Ethereum-based noncustodial lending protocol Eurler finance faced a flash loan attack on March 13, with the attacker managing to steal millions in Dai, USD Coin, staked Ether (StETH) and wrapped Bitcoin (WBTC).
According to on-chain data, as per the last update, the exploiter carried out multiple transactions, stealing nearly $196 million. The ongoing attack has already become the largest hack of 2023. The breakdown of stolen funds is as follows:
According to another crypto analytic firm Meta Seluth, the attack correlates with the deflation attack one month ago. The attacker used a multichain bridge to transfer the funds from the BNB Smart Chain to Ethereum and launched the attack today.

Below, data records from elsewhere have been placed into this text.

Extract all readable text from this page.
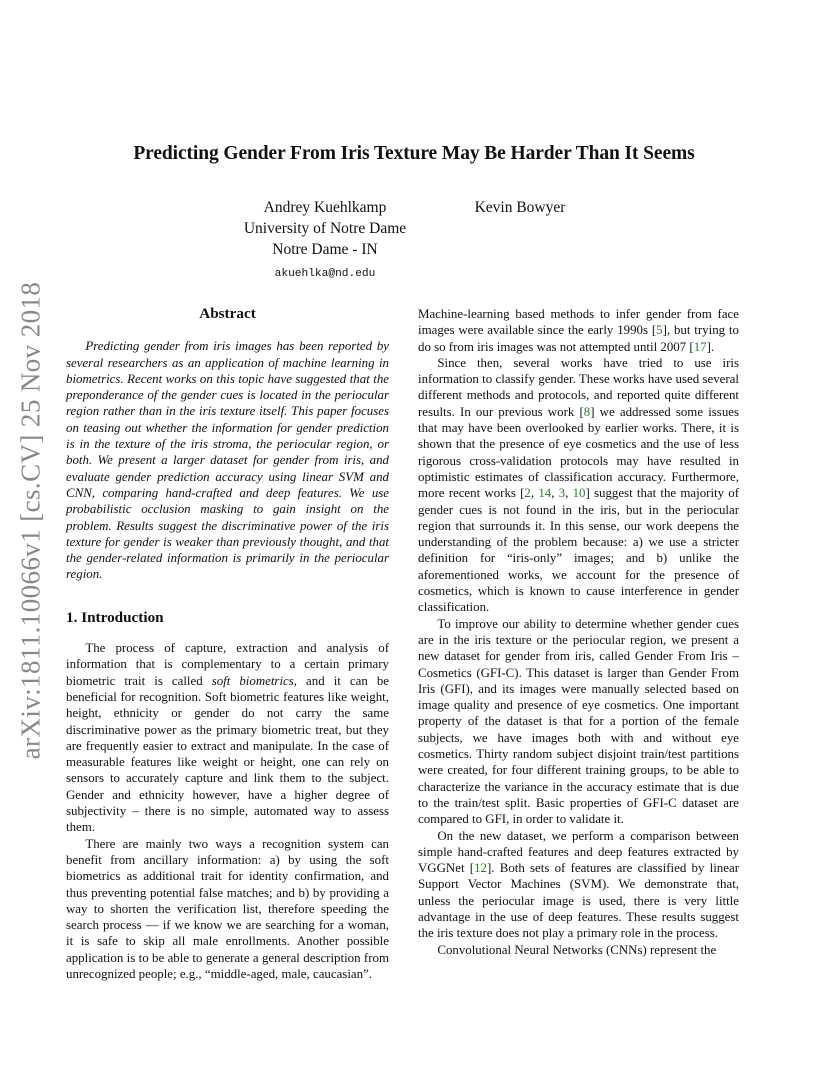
arXiv:1811.10066v1 [cs.CV] 25 Nov 2018
Predicting Gender From Iris Texture May Be Harder Than It Seems
Andrey Kuehlkamp
University of Notre Dame
Notre Dame - IN
akuehlka@nd.edu
Kevin Bowyer
Abstract

Predicting gender from iris images has been reported by several researchers as an application of machine learning in biometrics. Recent works on this topic have suggested that the preponderance of the gender cues is located in the periocular region rather than in the iris texture itself. This paper focuses on teasing out whether the information for gender prediction is in the texture of the iris stroma, the periocular region, or both. We present a larger dataset for gender from iris, and evaluate gender prediction accuracy using linear SVM and CNN, comparing hand-crafted and deep features. We use probabilistic occlusion masking to gain insight on the problem. Results suggest the discriminative power of the iris texture for gender is weaker than previously thought, and that the gender-related information is primarily in the periocular region.

1. Introduction

The process of capture, extraction and analysis of information that is complementary to a certain primary biometric trait is called soft biometrics, and it can be beneficial for recognition. Soft biometric features like weight, height, ethnicity or gender do not carry the same discriminative power as the primary biometric treat, but they are frequently easier to extract and manipulate. In the case of measurable features like weight or height, one can rely on sensors to accurately capture and link them to the subject. Gender and ethnicity however, have a higher degree of subjectivity – there is no simple, automated way to assess them.

There are mainly two ways a recognition system can benefit from ancillary information: a) by using the soft biometrics as additional trait for identity confirmation, and thus preventing potential false matches; and b) by providing a way to shorten the verification list, therefore speeding the search process — if we know we are searching for a woman, it is safe to skip all male enrollments. Another possible application is to be able to generate a general description from unrecognized people; e.g., “middle-aged, male, caucasian”.

Machine-learning based methods to infer gender from face images were available since the early 1990s [5], but trying to do so from iris images was not attempted until 2007 [17].

Since then, several works have tried to use iris information to classify gender. These works have used several different methods and protocols, and reported quite different results. In our previous work [8] we addressed some issues that may have been overlooked by earlier works. There, it is shown that the presence of eye cosmetics and the use of less rigorous cross-validation protocols may have resulted in optimistic estimates of classification accuracy. Furthermore, more recent works [2, 14, 3, 10] suggest that the majority of gender cues is not found in the iris, but in the periocular region that surrounds it. In this sense, our work deepens the understanding of the problem because: a) we use a stricter definition for “iris-only” images; and b) unlike the aforementioned works, we account for the presence of cosmetics, which is known to cause interference in gender classification.

To improve our ability to determine whether gender cues are in the iris texture or the periocular region, we present a new dataset for gender from iris, called Gender From Iris – Cosmetics (GFI-C). This dataset is larger than Gender From Iris (GFI), and its images were manually selected based on image quality and presence of eye cosmetics. One important property of the dataset is that for a portion of the female subjects, we have images both with and without eye cosmetics. Thirty random subject disjoint train/test partitions were created, for four different training groups, to be able to characterize the variance in the accuracy estimate that is due to the train/test split. Basic properties of GFI-C dataset are compared to GFI, in order to validate it.

On the new dataset, we perform a comparison between simple hand-crafted features and deep features extracted by VGGNet [12]. Both sets of features are classified by linear Support Vector Machines (SVM). We demonstrate that, unless the periocular image is used, there is very little advantage in the use of deep features. These results suggest the iris texture does not play a primary role in the process.

Convolutional Neural Networks (CNNs) represent the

Euler Finance acknowledged the exploit and said they are currently working with security professionals and law enforcement to resolve the issue.

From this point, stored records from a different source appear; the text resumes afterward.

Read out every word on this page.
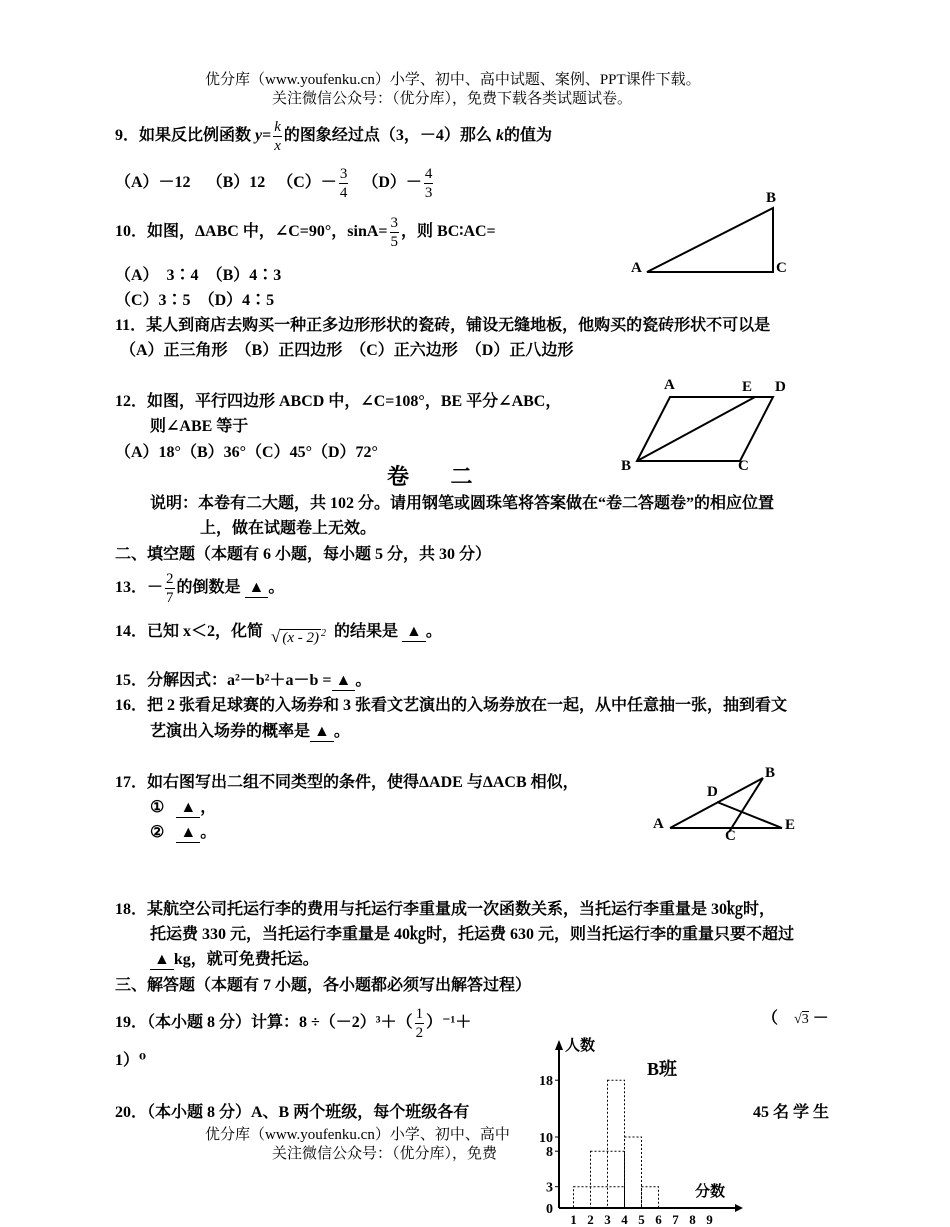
优分库（www.youfenku.cn）小学、初中、高中试题、案例、PPT课件下载。
关注微信公众号：（优分库），免费下载各类试题试卷。
9．如果反比例函数 $y= \frac{k}{x}$ 的图象经过点（3，－4）那么 k的值为
（A）－12 （B）12 $(C)- \frac{3}{4} (D)- \frac{4}{3}$
10．如图，ΔABC 中，∠C=90°，$\sin A= \frac{3}{5}$ ，则 BC∶AC=
（A）　3∶4 （B）4∶3
（C）3∶5 （D）4∶5
A
B
C
11．某人到商店去购买一种正多边形形状的瓷砖，铺设无缝地板，他购买的瓷砖形状不可以是
（A）正三角形　（B）正四边形　（C）正六边形　（D）正八边形
12．如图，平行四边形 ABCD 中，∠C=108°，BE 平分∠ABC，
则∠ABE 等于
（A）18°（B）36°（C）45°（D）72°
A	E D
B	C
卷 二
说明：本卷有二大题，共 102 分。请用钢笔或圆珠笔将答案做在“卷二答题卷”的相应位置
上，做在试题卷上无效。
二、填空题（本题有 6 小题，每小题 5 分，共 30 分）
13．－ $\frac{2}{7}$ 的倒数是 ▲ 。
14．已知 x＜2，化简 √ (x - 2) $^2$ 的结果是 ▲ 。
15．分解因式：a²－b²＋a－b = ▲ 。
16．把 2 张看足球赛的入场券和 3 张看文艺演出的入场券放在一起，从中任意抽一张，抽到看文
艺演出入场券的概率是 ▲ 。
17．如右图写出二组不同类型的条件，使得ΔADE 与ΔACB 相似，
① ▲ ，
② ▲ 。	A
B
D
C
E
18．某航空公司托运行李的费用与托运行李重量成一次函数关系，当托运行李重量是 30㎏时，
托运费 330 元，当托运行李重量是 40㎏时，托运费 630 元，则当托运行李的重量只要不超过
▲ kg，就可免费托运。
三、解答题（本题有 7 小题，各小题都必须写出解答过程）
19．（本小题 8 分）计算：$8 \div(-2)^3+( \frac{1}{2} )^{-1}+$	（ √3 －
1）⁰
20．（本小题 8 分）A、B 两个班级，每个班级各有	45 名 学 生
优分库（www.youfenku.cn）小学、初中、高中
关注微信公众号：（优分库），免费
人数
分数
B班
0
3
8
10
18
1 2 3 4 5 6 7 8 9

ZachXBT, another prominent on-chain sleuth of the crypto world, pointed out that the movement of funds and the nature of the attack seems quite similar to blackhats that exploited a BSC-based protocol last month. They were exploiting some random protocol on BSC a few weeks ago and then the funds were deposited to Tornado.

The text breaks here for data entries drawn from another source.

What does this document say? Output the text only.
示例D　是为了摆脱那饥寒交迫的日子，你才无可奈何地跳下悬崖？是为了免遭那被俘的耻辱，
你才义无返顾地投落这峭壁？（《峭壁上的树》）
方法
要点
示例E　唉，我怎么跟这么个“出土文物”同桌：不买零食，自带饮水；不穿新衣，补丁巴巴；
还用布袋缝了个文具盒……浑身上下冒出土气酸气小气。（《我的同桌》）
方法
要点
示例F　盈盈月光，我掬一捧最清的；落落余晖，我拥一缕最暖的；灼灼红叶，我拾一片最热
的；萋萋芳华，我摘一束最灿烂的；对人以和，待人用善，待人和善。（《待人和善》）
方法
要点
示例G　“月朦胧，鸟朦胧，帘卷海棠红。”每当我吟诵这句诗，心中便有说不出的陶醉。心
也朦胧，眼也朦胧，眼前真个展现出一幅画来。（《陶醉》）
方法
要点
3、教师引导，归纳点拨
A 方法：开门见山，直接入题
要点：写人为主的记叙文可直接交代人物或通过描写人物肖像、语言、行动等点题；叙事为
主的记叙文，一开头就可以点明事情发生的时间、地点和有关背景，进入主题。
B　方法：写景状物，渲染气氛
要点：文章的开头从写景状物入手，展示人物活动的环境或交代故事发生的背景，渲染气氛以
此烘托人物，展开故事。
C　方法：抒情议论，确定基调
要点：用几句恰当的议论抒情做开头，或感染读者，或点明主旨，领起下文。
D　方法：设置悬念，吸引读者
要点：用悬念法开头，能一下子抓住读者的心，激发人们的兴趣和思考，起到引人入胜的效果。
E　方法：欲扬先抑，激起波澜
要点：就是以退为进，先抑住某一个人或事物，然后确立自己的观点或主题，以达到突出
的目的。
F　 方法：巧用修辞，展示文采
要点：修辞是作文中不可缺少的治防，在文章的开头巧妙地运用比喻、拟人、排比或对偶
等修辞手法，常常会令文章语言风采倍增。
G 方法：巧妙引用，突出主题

Euler Finance raised $32 million in a funding round last year that saw participation from the likes of FTX, Coinbase, Jump, Jane Street and Uniswap.
Euler Finance became quite popular for offering liquid staking derivatives (LSDs) services. LSDs are a relatively new type of token that enables stakers to augment potential returns by unlocking liquidity for their staked cryptocurrency, such as ETH. Currently, LSDs make upto 20% of total value locked in centralized finance protocols.